In Norway, during his studies, he fondly recalls getting his skis on after school, where he also felt “a bit like an alien”- as he didn’t know anyone.
And, even for a sun-loving Portuguese migrant, the Scandinavian country had something to offer: a much fairer and transparent perspective on society.
Bruno specifically mentioned an unusual dilemma: “Norway’s heated debate then was on how to pass electrical cables from one side of the country to the other, to make sure it wouldn’t aesthetically damage the fiords.
“To me, this was incredibly positive, in a time where back home [in Portugal] the government was figuring out how to pay the teachers’ salaries the next day.”
Later on, Bruno’s biggest challenge was to find “meaningful work” and a cause he “deeply cared about.”, he told me.

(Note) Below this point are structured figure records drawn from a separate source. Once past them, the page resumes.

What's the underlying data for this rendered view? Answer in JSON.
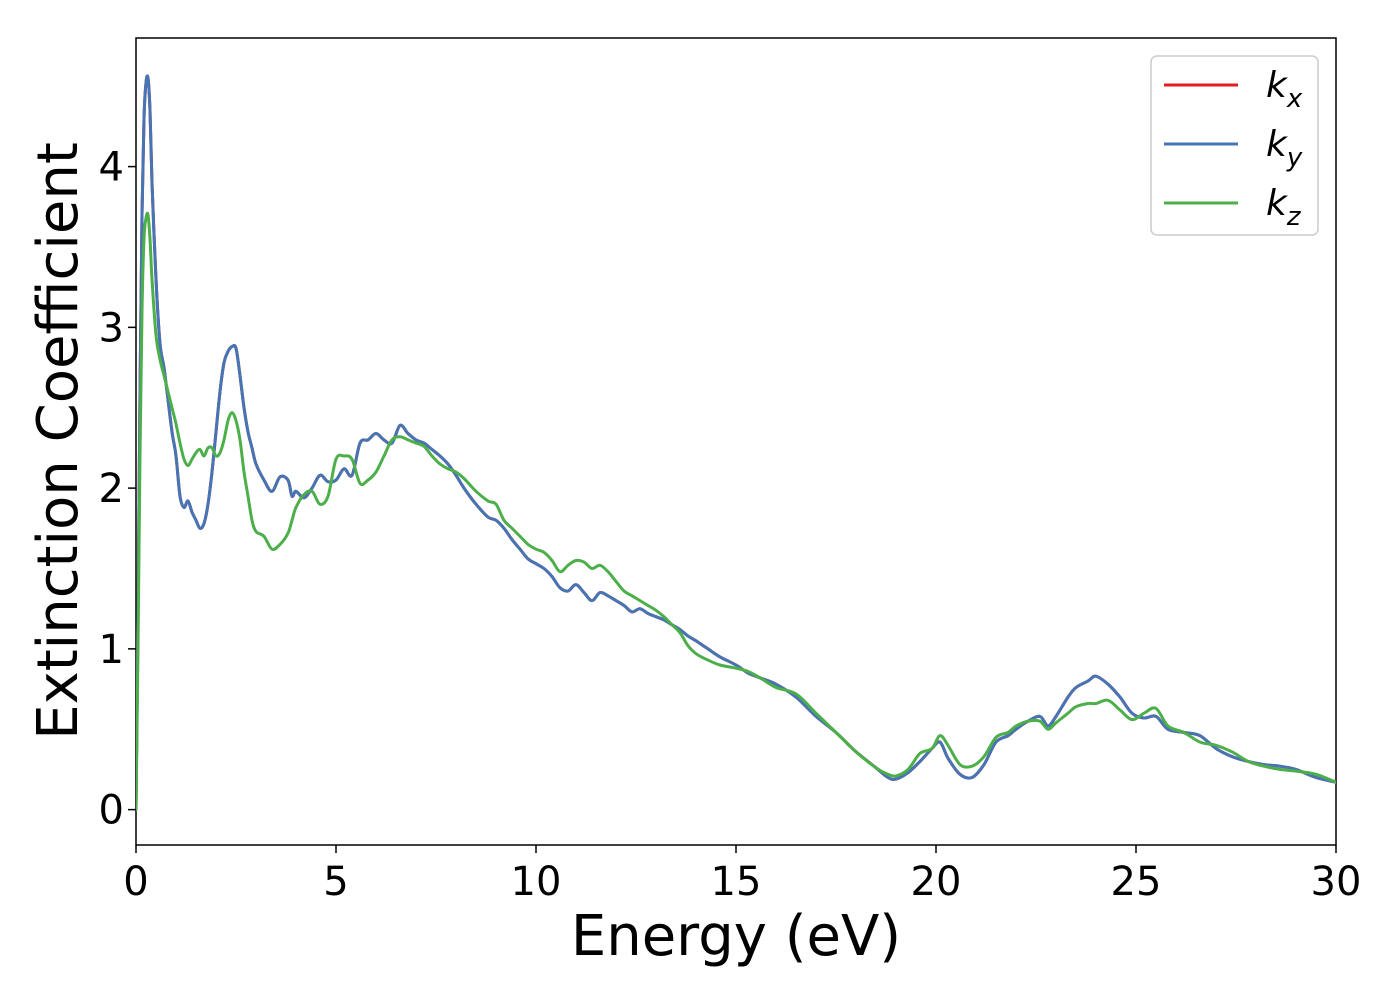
{
  "chart_data": {
    "type": "line",
    "title": "",
    "xlabel": "Energy (eV)",
    "ylabel": "Extinction Coefficient",
    "xlim": [
      0,
      30
    ],
    "ylim": [
      -0.22,
      4.8
    ],
    "xticks": [
      0,
      5,
      10,
      15,
      20,
      25,
      30
    ],
    "yticks": [
      0,
      1,
      2,
      3,
      4
    ],
    "grid": false,
    "legend_position": "top-right",
    "series": [
      {
        "name": "k_x",
        "legend_base": "k",
        "legend_sub": "x",
        "color": "#e41a1c",
        "x": [
          0,
          0.05,
          0.1,
          0.15,
          0.2,
          0.25,
          0.3,
          0.35,
          0.4,
          0.5,
          0.6,
          0.7,
          0.8,
          0.9,
          1.0,
          1.1,
          1.2,
          1.3,
          1.4,
          1.5,
          1.6,
          1.7,
          1.8,
          1.9,
          2.0,
          2.1,
          2.2,
          2.3,
          2.4,
          2.5,
          2.6,
          2.7,
          2.8,
          2.9,
          3.0,
          3.2,
          3.4,
          3.6,
          3.8,
          3.9,
          4.0,
          4.2,
          4.4,
          4.6,
          4.8,
          5.0,
          5.2,
          5.4,
          5.6,
          5.8,
          6.0,
          6.2,
          6.4,
          6.6,
          6.8,
          7.0,
          7.2,
          7.4,
          7.6,
          7.8,
          8.0,
          8.2,
          8.5,
          8.8,
          9.0,
          9.2,
          9.4,
          9.6,
          9.8,
          10.0,
          10.2,
          10.4,
          10.6,
          10.8,
          11.0,
          11.2,
          11.4,
          11.6,
          11.8,
          12.0,
          12.2,
          12.4,
          12.6,
          12.8,
          13.0,
          13.2,
          13.4,
          13.6,
          13.8,
          14.0,
          14.3,
          14.6,
          15.0,
          15.3,
          15.6,
          16.0,
          16.5,
          17.0,
          17.5,
          18.0,
          18.5,
          18.8,
          19.0,
          19.3,
          19.6,
          19.9,
          20.1,
          20.3,
          20.6,
          20.9,
          21.2,
          21.5,
          21.8,
          22.0,
          22.3,
          22.6,
          22.8,
          23.0,
          23.3,
          23.5,
          23.8,
          24.0,
          24.3,
          24.6,
          24.9,
          25.2,
          25.5,
          25.8,
          26.2,
          26.6,
          27.0,
          27.4,
          27.8,
          28.2,
          28.6,
          29.0,
          29.5,
          30.0
        ],
        "y": [
          0.0,
          1.2,
          2.6,
          3.7,
          4.3,
          4.52,
          4.55,
          4.35,
          3.9,
          3.3,
          2.9,
          2.75,
          2.55,
          2.35,
          2.2,
          1.95,
          1.88,
          1.92,
          1.85,
          1.8,
          1.75,
          1.78,
          1.9,
          2.1,
          2.35,
          2.6,
          2.78,
          2.85,
          2.88,
          2.87,
          2.7,
          2.5,
          2.35,
          2.25,
          2.15,
          2.05,
          1.98,
          2.07,
          2.05,
          1.95,
          1.98,
          1.94,
          2.0,
          2.08,
          2.04,
          2.05,
          2.12,
          2.08,
          2.28,
          2.3,
          2.34,
          2.3,
          2.28,
          2.39,
          2.34,
          2.3,
          2.28,
          2.24,
          2.2,
          2.15,
          2.08,
          2.0,
          1.9,
          1.82,
          1.8,
          1.75,
          1.68,
          1.62,
          1.56,
          1.53,
          1.5,
          1.45,
          1.38,
          1.36,
          1.4,
          1.35,
          1.3,
          1.35,
          1.33,
          1.3,
          1.27,
          1.23,
          1.25,
          1.22,
          1.2,
          1.18,
          1.15,
          1.12,
          1.08,
          1.05,
          1.0,
          0.95,
          0.9,
          0.85,
          0.82,
          0.78,
          0.7,
          0.58,
          0.48,
          0.36,
          0.26,
          0.2,
          0.19,
          0.23,
          0.3,
          0.38,
          0.42,
          0.32,
          0.22,
          0.2,
          0.28,
          0.42,
          0.46,
          0.5,
          0.55,
          0.58,
          0.52,
          0.58,
          0.7,
          0.76,
          0.8,
          0.83,
          0.78,
          0.7,
          0.6,
          0.57,
          0.58,
          0.5,
          0.48,
          0.46,
          0.38,
          0.33,
          0.3,
          0.28,
          0.27,
          0.25,
          0.2,
          0.17
        ]
      },
      {
        "name": "k_y",
        "legend_base": "k",
        "legend_sub": "y",
        "color": "#4575b4",
        "x": [
          0,
          0.05,
          0.1,
          0.15,
          0.2,
          0.25,
          0.3,
          0.35,
          0.4,
          0.5,
          0.6,
          0.7,
          0.8,
          0.9,
          1.0,
          1.1,
          1.2,
          1.3,
          1.4,
          1.5,
          1.6,
          1.7,
          1.8,
          1.9,
          2.0,
          2.1,
          2.2,
          2.3,
          2.4,
          2.5,
          2.6,
          2.7,
          2.8,
          2.9,
          3.0,
          3.2,
          3.4,
          3.6,
          3.8,
          3.9,
          4.0,
          4.2,
          4.4,
          4.6,
          4.8,
          5.0,
          5.2,
          5.4,
          5.6,
          5.8,
          6.0,
          6.2,
          6.4,
          6.6,
          6.8,
          7.0,
          7.2,
          7.4,
          7.6,
          7.8,
          8.0,
          8.2,
          8.5,
          8.8,
          9.0,
          9.2,
          9.4,
          9.6,
          9.8,
          10.0,
          10.2,
          10.4,
          10.6,
          10.8,
          11.0,
          11.2,
          11.4,
          11.6,
          11.8,
          12.0,
          12.2,
          12.4,
          12.6,
          12.8,
          13.0,
          13.2,
          13.4,
          13.6,
          13.8,
          14.0,
          14.3,
          14.6,
          15.0,
          15.3,
          15.6,
          16.0,
          16.5,
          17.0,
          17.5,
          18.0,
          18.5,
          18.8,
          19.0,
          19.3,
          19.6,
          19.9,
          20.1,
          20.3,
          20.6,
          20.9,
          21.2,
          21.5,
          21.8,
          22.0,
          22.3,
          22.6,
          22.8,
          23.0,
          23.3,
          23.5,
          23.8,
          24.0,
          24.3,
          24.6,
          24.9,
          25.2,
          25.5,
          25.8,
          26.2,
          26.6,
          27.0,
          27.4,
          27.8,
          28.2,
          28.6,
          29.0,
          29.5,
          30.0
        ],
        "y": [
          0.0,
          1.2,
          2.6,
          3.7,
          4.3,
          4.52,
          4.55,
          4.35,
          3.9,
          3.3,
          2.9,
          2.75,
          2.55,
          2.35,
          2.2,
          1.95,
          1.88,
          1.92,
          1.85,
          1.8,
          1.75,
          1.78,
          1.9,
          2.1,
          2.35,
          2.6,
          2.78,
          2.85,
          2.88,
          2.87,
          2.7,
          2.5,
          2.35,
          2.25,
          2.15,
          2.05,
          1.98,
          2.07,
          2.05,
          1.95,
          1.98,
          1.94,
          2.0,
          2.08,
          2.04,
          2.05,
          2.12,
          2.08,
          2.28,
          2.3,
          2.34,
          2.3,
          2.28,
          2.39,
          2.34,
          2.3,
          2.28,
          2.24,
          2.2,
          2.15,
          2.08,
          2.0,
          1.9,
          1.82,
          1.8,
          1.75,
          1.68,
          1.62,
          1.56,
          1.53,
          1.5,
          1.45,
          1.38,
          1.36,
          1.4,
          1.35,
          1.3,
          1.35,
          1.33,
          1.3,
          1.27,
          1.23,
          1.25,
          1.22,
          1.2,
          1.18,
          1.15,
          1.12,
          1.08,
          1.05,
          1.0,
          0.95,
          0.9,
          0.85,
          0.82,
          0.78,
          0.7,
          0.58,
          0.48,
          0.36,
          0.26,
          0.2,
          0.19,
          0.23,
          0.3,
          0.38,
          0.42,
          0.32,
          0.22,
          0.2,
          0.28,
          0.42,
          0.46,
          0.5,
          0.55,
          0.58,
          0.52,
          0.58,
          0.7,
          0.76,
          0.8,
          0.83,
          0.78,
          0.7,
          0.6,
          0.57,
          0.58,
          0.5,
          0.48,
          0.46,
          0.38,
          0.33,
          0.3,
          0.28,
          0.27,
          0.25,
          0.2,
          0.17
        ]
      },
      {
        "name": "k_z",
        "legend_base": "k",
        "legend_sub": "z",
        "color": "#4daf4a",
        "x": [
          0,
          0.05,
          0.1,
          0.15,
          0.2,
          0.25,
          0.3,
          0.35,
          0.4,
          0.5,
          0.6,
          0.7,
          0.8,
          0.9,
          1.0,
          1.1,
          1.2,
          1.3,
          1.4,
          1.5,
          1.6,
          1.7,
          1.8,
          1.9,
          2.0,
          2.1,
          2.2,
          2.3,
          2.4,
          2.5,
          2.6,
          2.7,
          2.8,
          2.9,
          3.0,
          3.2,
          3.4,
          3.6,
          3.8,
          3.9,
          4.0,
          4.2,
          4.4,
          4.6,
          4.8,
          5.0,
          5.2,
          5.4,
          5.6,
          5.8,
          6.0,
          6.2,
          6.4,
          6.6,
          6.8,
          7.0,
          7.2,
          7.4,
          7.6,
          7.8,
          8.0,
          8.2,
          8.5,
          8.8,
          9.0,
          9.2,
          9.4,
          9.6,
          9.8,
          10.0,
          10.2,
          10.4,
          10.6,
          10.8,
          11.0,
          11.2,
          11.4,
          11.6,
          11.8,
          12.0,
          12.2,
          12.4,
          12.6,
          12.8,
          13.0,
          13.2,
          13.4,
          13.6,
          13.8,
          14.0,
          14.3,
          14.6,
          15.0,
          15.3,
          15.6,
          16.0,
          16.5,
          17.0,
          17.5,
          18.0,
          18.5,
          18.8,
          19.0,
          19.3,
          19.6,
          19.9,
          20.1,
          20.3,
          20.6,
          20.9,
          21.2,
          21.5,
          21.8,
          22.0,
          22.3,
          22.6,
          22.8,
          23.0,
          23.3,
          23.5,
          23.8,
          24.0,
          24.3,
          24.6,
          24.9,
          25.2,
          25.5,
          25.8,
          26.2,
          26.6,
          27.0,
          27.4,
          27.8,
          28.2,
          28.6,
          29.0,
          29.5,
          30.0
        ],
        "y": [
          0.0,
          1.0,
          2.2,
          3.1,
          3.55,
          3.68,
          3.7,
          3.55,
          3.3,
          2.95,
          2.8,
          2.7,
          2.6,
          2.5,
          2.4,
          2.28,
          2.18,
          2.14,
          2.18,
          2.22,
          2.24,
          2.2,
          2.25,
          2.25,
          2.2,
          2.22,
          2.3,
          2.42,
          2.47,
          2.42,
          2.3,
          2.1,
          1.95,
          1.8,
          1.73,
          1.7,
          1.62,
          1.65,
          1.72,
          1.8,
          1.88,
          1.96,
          1.98,
          1.9,
          1.95,
          2.18,
          2.2,
          2.18,
          2.03,
          2.05,
          2.1,
          2.2,
          2.3,
          2.32,
          2.3,
          2.28,
          2.26,
          2.2,
          2.15,
          2.12,
          2.1,
          2.06,
          1.98,
          1.92,
          1.9,
          1.8,
          1.75,
          1.7,
          1.65,
          1.62,
          1.6,
          1.55,
          1.48,
          1.52,
          1.55,
          1.54,
          1.5,
          1.52,
          1.48,
          1.42,
          1.36,
          1.33,
          1.3,
          1.27,
          1.24,
          1.2,
          1.15,
          1.1,
          1.02,
          0.97,
          0.93,
          0.9,
          0.88,
          0.86,
          0.82,
          0.76,
          0.72,
          0.6,
          0.48,
          0.36,
          0.26,
          0.22,
          0.21,
          0.25,
          0.35,
          0.38,
          0.46,
          0.4,
          0.28,
          0.27,
          0.33,
          0.45,
          0.48,
          0.52,
          0.55,
          0.55,
          0.5,
          0.54,
          0.6,
          0.64,
          0.66,
          0.66,
          0.68,
          0.62,
          0.56,
          0.6,
          0.63,
          0.52,
          0.48,
          0.42,
          0.4,
          0.36,
          0.3,
          0.27,
          0.25,
          0.24,
          0.22,
          0.17
        ]
      }
    ]
  }
}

Because of his interest in new businesses and the startup world, he moved to London to find roots in an international playground.
He organised events and was even a mentor at Google startups where “lots of people are trying to crack wicked problems.”. He settled at Monzo, a bank revolutionising the industry, and where he always dreamed to be.
“A shared past still matters. When you are sharing a house, a living room with others, you have little references. The battles you had previously fought, you have to fight them again,” he concluded.